Hydrothermal-assisted solid-state reaction synthesis of high ionic conductivity Li1+xAlxTi2-x(PO4)3 ceramic solid electrolytes: The effect of Al3+ doping content

The importance of developing solid electrolytes for solid-state batteries attracts great interest in Na super ionic conductor (NASICON)-type LiTi2(PO4)(3) for its high ionic conductivity, excellent stability at high potential and great stability in atmosphere. In this study, Al3+-doped LiTi2(PO4)(3) materials with the formula of Li1+xAlxTi2-x(PO4)(3) (x = 0, 0.1, 0.2, 0.3, and 0.4) are successfully prepared by hydrothermal-assisted solid-state reaction (HA-SSR). The influence of Al3+ doping content on the crystal structure, morphology, ionic conductivity, as well as activation energy of Li1+xAlxTi2-x(PO4)(3) is investigated.

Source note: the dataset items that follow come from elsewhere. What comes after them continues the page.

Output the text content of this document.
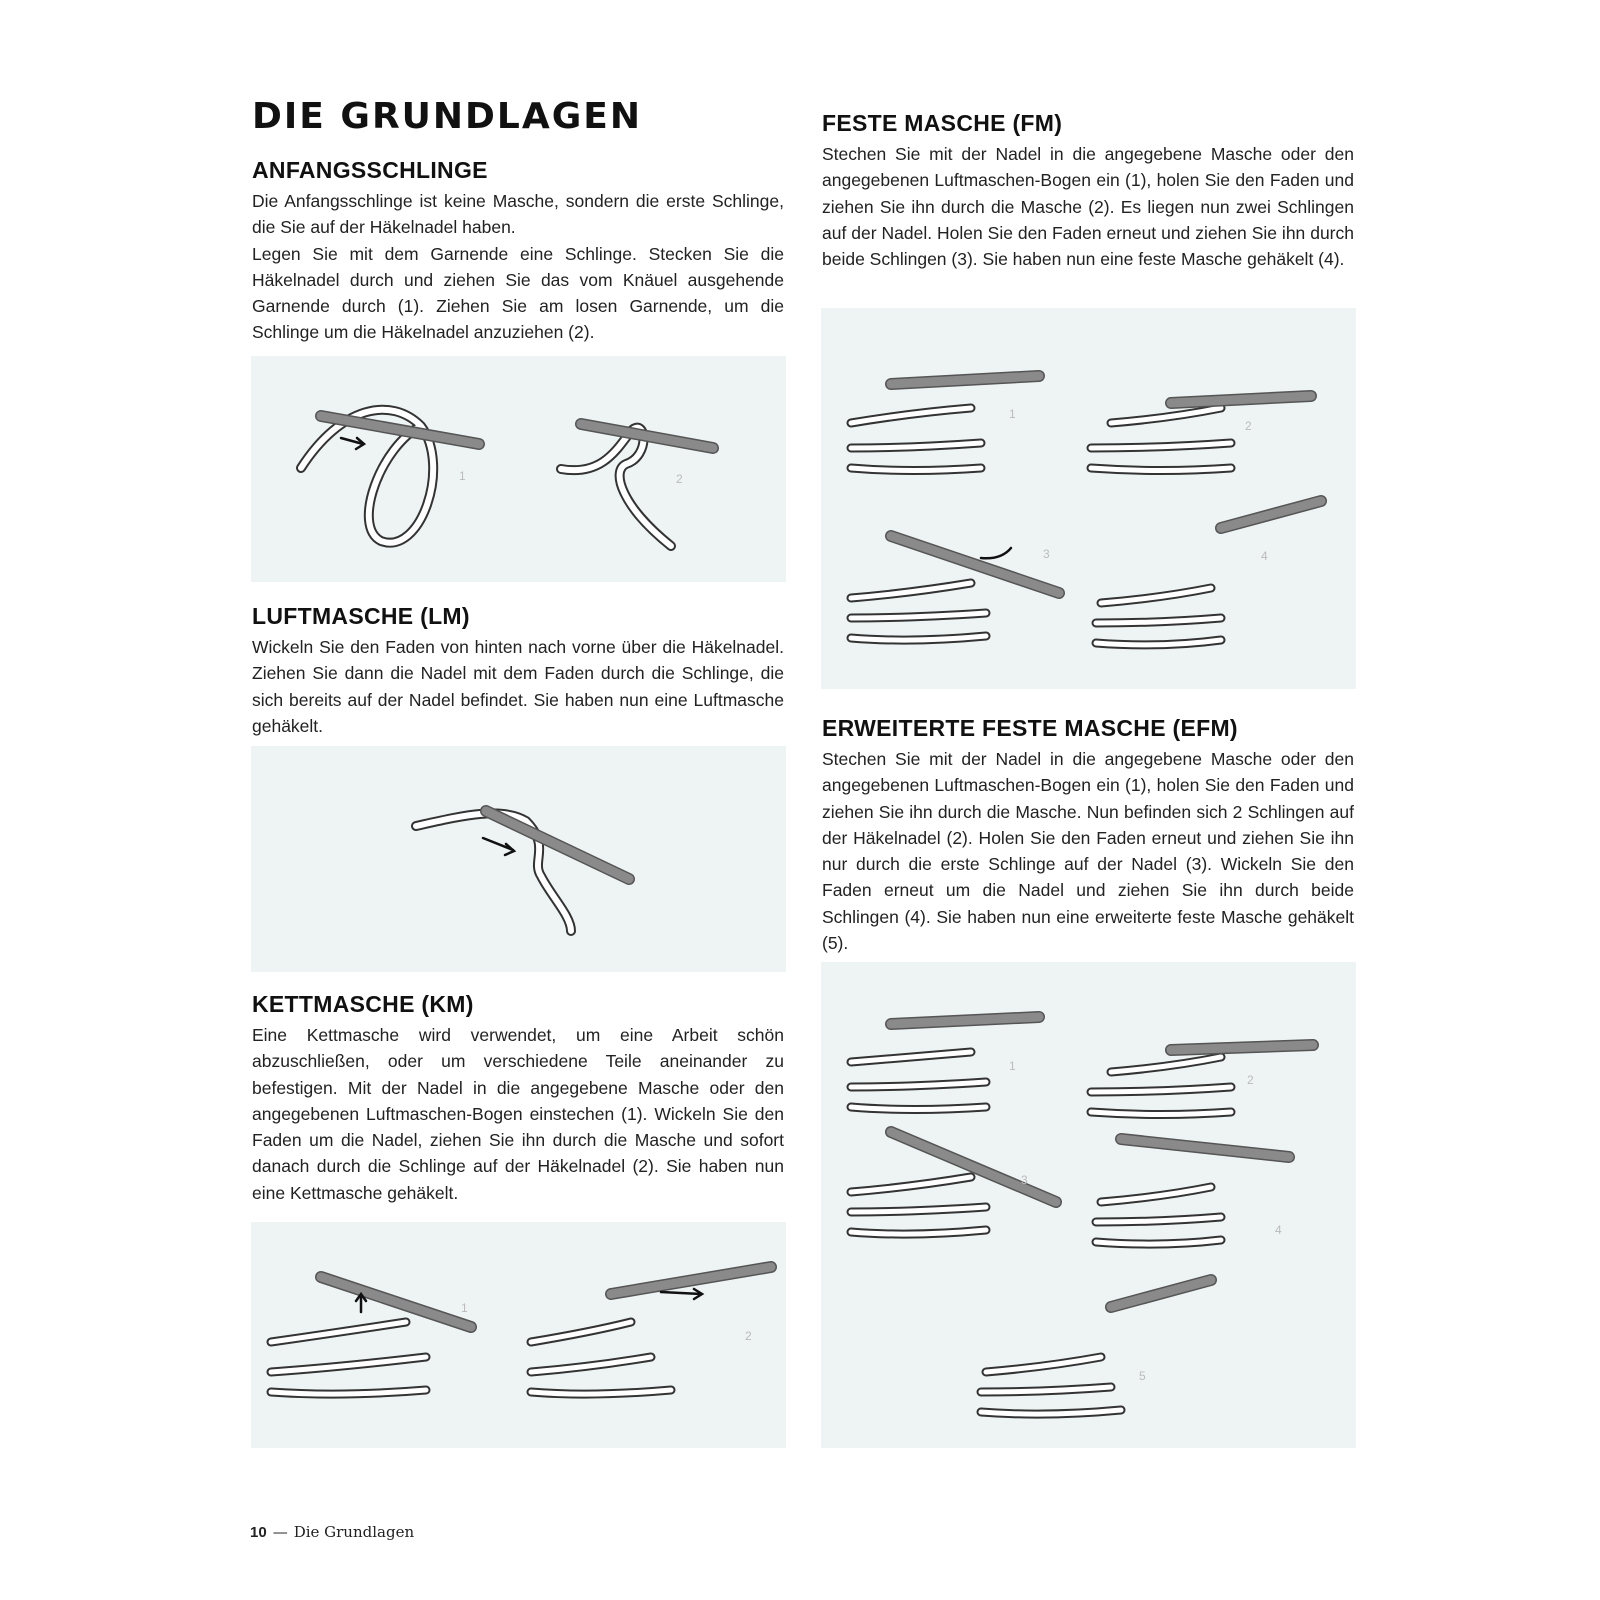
DIE GRUNDLAGEN
ANFANGSSCHLINGE

Die Anfangsschlinge ist keine Masche, sondern die erste Schlinge, die Sie auf der Häkelnadel haben.

Legen Sie mit dem Garnende eine Schlinge. Stecken Sie die Häkelnadel durch und ziehen Sie das vom Knäuel ausgehende Garnende durch (1). Ziehen Sie am losen Garnende, um die Schlinge um die Häkelnadel anzuziehen (2).

1	2
LUFTMASCHE (LM)

Wickeln Sie den Faden von hinten nach vorne über die Häkelnadel. Ziehen Sie dann die Nadel mit dem Faden durch die Schlinge, die sich bereits auf der Nadel befindet. Sie haben nun eine Luftmasche gehäkelt.

KETTMASCHE (KM)

Eine Kettmasche wird verwendet, um eine Arbeit schön abzuschließen, oder um verschiedene Teile aneinander zu befestigen. Mit der Nadel in die angegebene Masche oder den angegebenen Luftmaschen-Bogen einstechen (1). Wickeln Sie den Faden um die Nadel, ziehen Sie ihn durch die Masche und sofort danach durch die Schlinge auf der Häkelnadel (2). Sie haben nun eine Kettmasche gehäkelt.

1
2
FESTE MASCHE (FM)

Stechen Sie mit der Nadel in die angegebene Masche oder den angegebenen Luftmaschen-Bogen ein (1), holen Sie den Faden und ziehen Sie ihn durch die Masche (2). Es liegen nun zwei Schlingen auf der Nadel. Holen Sie den Faden erneut und ziehen Sie ihn durch beide Schlingen (3). Sie haben nun eine feste Masche gehäkelt (4).

1
2
3	4
ERWEITERTE FESTE MASCHE (EFM)

Stechen Sie mit der Nadel in die angegebene Masche oder den angegebenen Luftmaschen-Bogen ein (1), holen Sie den Faden und ziehen Sie ihn durch die Masche. Nun befinden sich 2 Schlingen auf der Häkelnadel (2). Holen Sie den Faden erneut und ziehen Sie ihn nur durch die erste Schlinge auf der Nadel (3). Wickeln Sie den Faden erneut um die Nadel und ziehen Sie ihn durch beide Schlingen (4). Sie haben nun eine erweiterte feste Masche gehäkelt (5).

1
2
3
4
5
10 — Die Grundlagen
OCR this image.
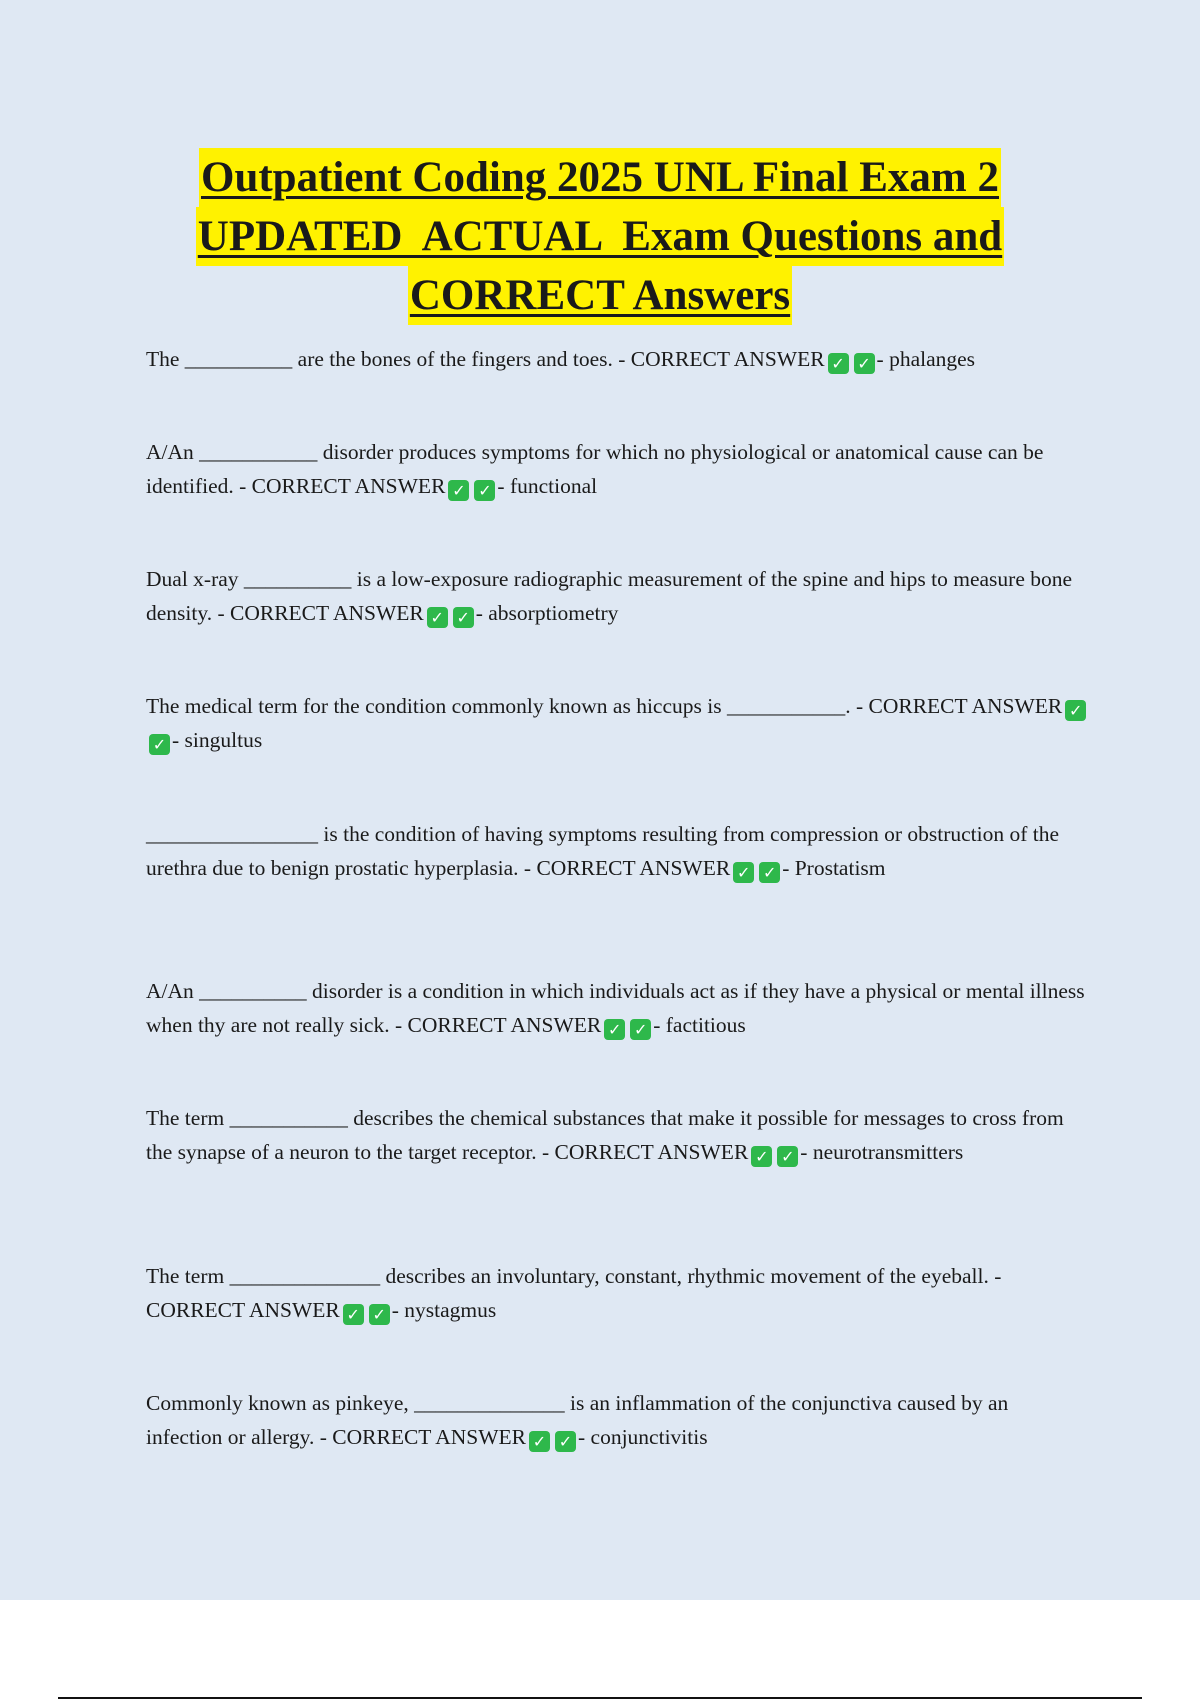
Outpatient Coding 2025 UNL Final Exam 2
UPDATED  ACTUAL  Exam Questions and
CORRECT Answers
The __________ are the bones of the fingers and toes. - CORRECT ANSWER ✓ ✓ - phalanges
A/An ___________ disorder produces symptoms for which no physiological or anatomical cause can be identified. - CORRECT ANSWER ✓ ✓ - functional
Dual x-ray __________ is a low-exposure radiographic measurement of the spine and hips to measure bone density. - CORRECT ANSWER ✓ ✓ - absorptiometry
The medical term for the condition commonly known as hiccups is ___________. - CORRECT ANSWER ✓✓ - singultus
________________ is the condition of having symptoms resulting from compression or obstruction of the urethra due to benign prostatic hyperplasia. - CORRECT ANSWER ✓ ✓ - Prostatism
A/An __________ disorder is a condition in which individuals act as if they have a physical or mental illness when thy are not really sick. - CORRECT ANSWER ✓ ✓ - factitious
The term ___________ describes the chemical substances that make it possible for messages to cross from the synapse of a neuron to the target receptor. - CORRECT ANSWER ✓ ✓ - neurotransmitters
The term ______________ describes an involuntary, constant, rhythmic movement of the eyeball. - CORRECT ANSWER ✓ ✓ - nystagmus
Commonly known as pinkeye, ______________ is an inflammation of the conjunctiva caused by an infection or allergy. - CORRECT ANSWER ✓ ✓ - conjunctivitis
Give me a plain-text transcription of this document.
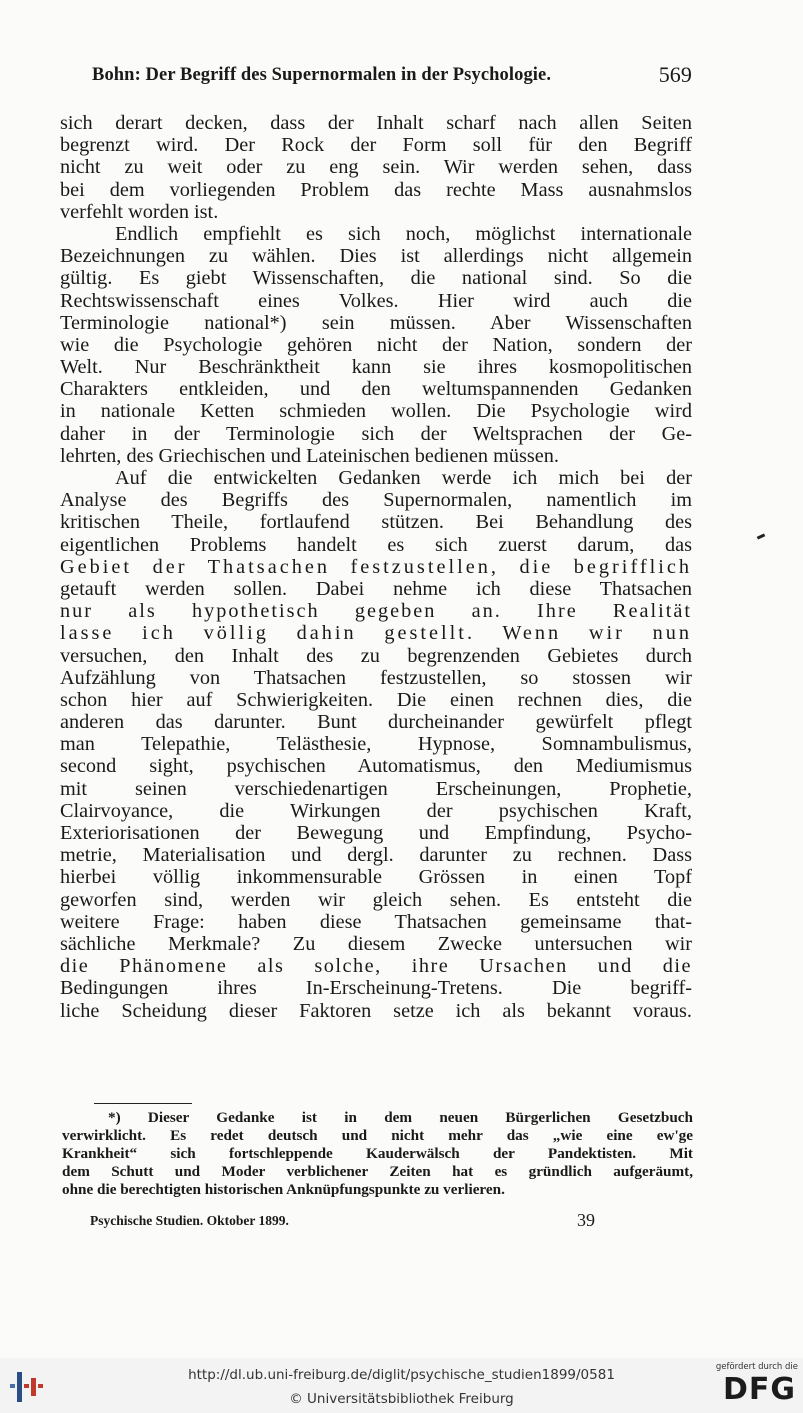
Bohn: Der Begriff des Supernormalen in der Psychologie.	569
sich derart decken, dass der Inhalt scharf nach allen Seiten
begrenzt wird. Der Rock der Form soll für den Begriff
nicht zu weit oder zu eng sein. Wir werden sehen, dass
bei dem vorliegenden Problem das rechte Mass ausnahmslos
verfehlt worden ist.
Endlich empfiehlt es sich noch, möglichst internationale
Bezeichnungen zu wählen. Dies ist allerdings nicht allgemein
gültig. Es giebt Wissenschaften, die national sind. So die
Rechtswissenschaft eines Volkes. Hier wird auch die
Terminologie national*) sein müssen. Aber Wissenschaften
wie die Psychologie gehören nicht der Nation, sondern der
Welt. Nur Beschränktheit kann sie ihres kosmopolitischen
Charakters entkleiden, und den weltumspannenden Gedanken
in nationale Ketten schmieden wollen. Die Psychologie wird
daher in der Terminologie sich der Weltsprachen der Ge-
lehrten, des Griechischen und Lateinischen bedienen müssen.
Auf die entwickelten Gedanken werde ich mich bei der
Analyse des Begriffs des Supernormalen, namentlich im
kritischen Theile, fortlaufend stützen. Bei Behandlung des
eigentlichen Problems handelt es sich zuerst darum, das
Gebiet der Thatsachen festzustellen, die begrifflich
getauft werden sollen. Dabei nehme ich diese Thatsachen
nur als hypothetisch gegeben an. Ihre Realität
lasse ich völlig dahin gestellt. Wenn wir nun
versuchen, den Inhalt des zu begrenzenden Gebietes durch
Aufzählung von Thatsachen festzustellen, so stossen wir
schon hier auf Schwierigkeiten. Die einen rechnen dies, die
anderen das darunter. Bunt durcheinander gewürfelt pflegt
man Telepathie, Telästhesie, Hypnose, Somnambulismus,
second sight, psychischen Automatismus, den Mediumismus
mit seinen verschiedenartigen Erscheinungen, Prophetie,
Clairvoyance, die Wirkungen der psychischen Kraft,
Exteriorisationen der Bewegung und Empfindung, Psycho-
metrie, Materialisation und dergl. darunter zu rechnen. Dass
hierbei völlig inkommensurable Grössen in einen Topf
geworfen sind, werden wir gleich sehen. Es entsteht die
weitere Frage: haben diese Thatsachen gemeinsame that-
sächliche Merkmale? Zu diesem Zwecke untersuchen wir
die Phänomene als solche, ihre Ursachen und die
Bedingungen ihres In-Erscheinung-Tretens. Die begriff-
liche Scheidung dieser Faktoren setze ich als bekannt voraus.
*) Dieser Gedanke ist in dem neuen Bürgerlichen Gesetzbuch
verwirklicht. Es redet deutsch und nicht mehr das „wie eine ew'ge
Krankheit“ sich fortschleppende Kauderwälsch der Pandektisten. Mit
dem Schutt und Moder verblichener Zeiten hat es gründlich aufgeräumt,
ohne die berechtigten historischen Anknüpfungspunkte zu verlieren.
Psychische Studien. Oktober 1899.	39
http://dl.ub.uni-freiburg.de/diglit/psychische_studien1899/0581
© Universitätsbibliothek Freiburg
gefördert durch die
DFG
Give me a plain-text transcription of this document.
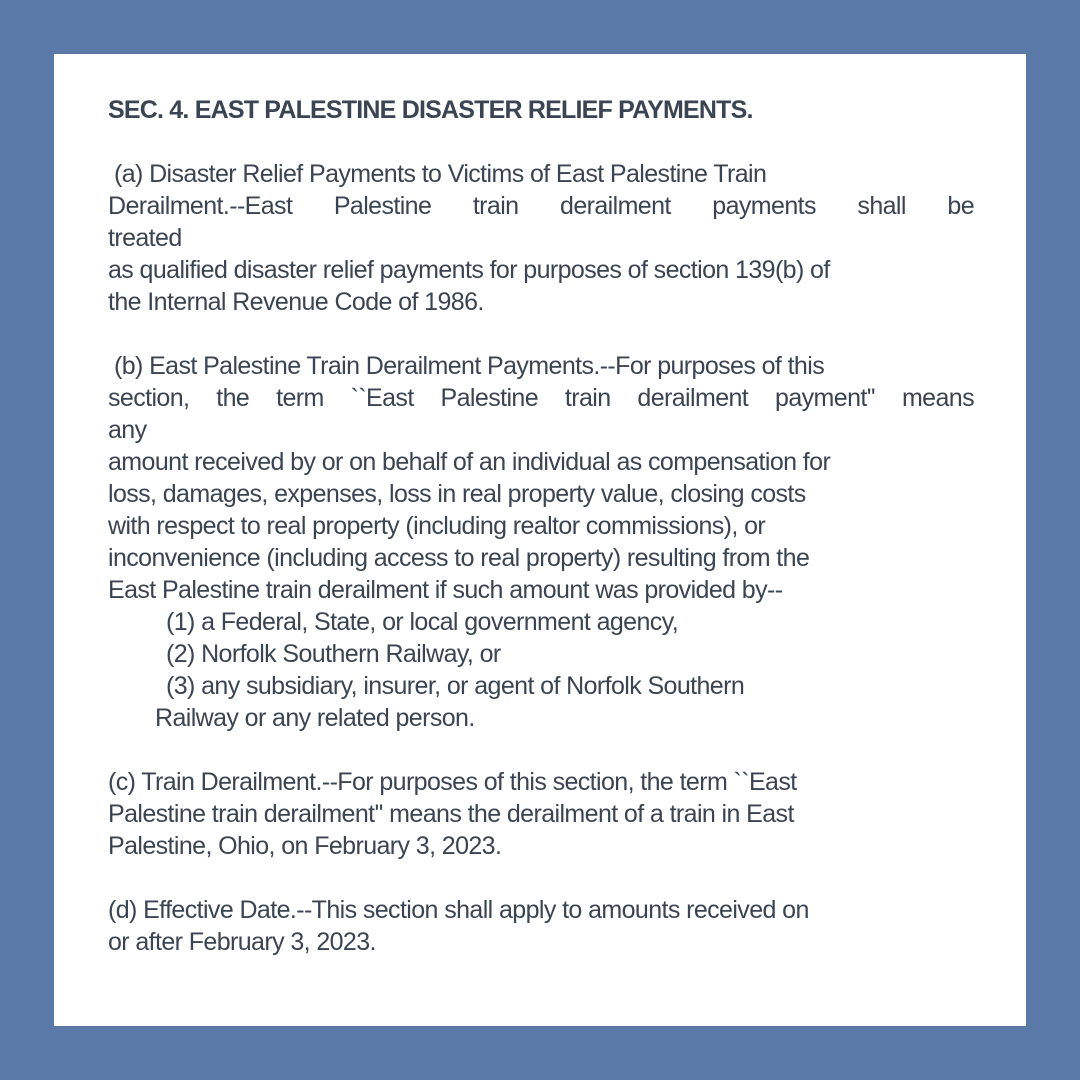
SEC. 4. EAST PALESTINE DISASTER RELIEF PAYMENTS.
(a) Disaster Relief Payments to Victims of East Palestine Train
Derailment.--East Palestine train derailment payments shall be
treated
as qualified disaster relief payments for purposes of section 139(b) of
the Internal Revenue Code of 1986.
(b) East Palestine Train Derailment Payments.--For purposes of this
section, the term ``East Palestine train derailment payment'' means
any
amount received by or on behalf of an individual as compensation for
loss, damages, expenses, loss in real property value, closing costs
with respect to real property (including realtor commissions), or
inconvenience (including access to real property) resulting from the
East Palestine train derailment if such amount was provided by--
(1) a Federal, State, or local government agency,
(2) Norfolk Southern Railway, or
(3) any subsidiary, insurer, or agent of Norfolk Southern
Railway or any related person.
(c) Train Derailment.--For purposes of this section, the term ``East
Palestine train derailment'' means the derailment of a train in East
Palestine, Ohio, on February 3, 2023.
(d) Effective Date.--This section shall apply to amounts received on
or after February 3, 2023.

Al3+-doped LiTi2(PO4)(3) powders with well-organized morphology and homogeneous size distribution are successfully achieved. The solid electrolytes prepared with Al3+ doping exhibit larger particle size and higher crystalline property than that of the sample without Al3+ doping. High ionic conductivity (4.63 x 10(-4) S cm(-1)) and low activation energy (0.28 eV) are obtained for the sample with optimum substitution level (x = 0.3, Li1.3Al0.3Ti1.7(PO4)(3)); while the bare LiTi2(PO4)(3) solid electrolyte delivers conductivity of 1.40 x 10(-5) S cm(-1) and activation energy of 0.38 eV. The significantly increased ionic conductivity and reduced activation energy indicate that Al3+ doping is a good strategy to enhance the performance of LiTi2(PO4)(3) solid electrolyte for solid-state batteries.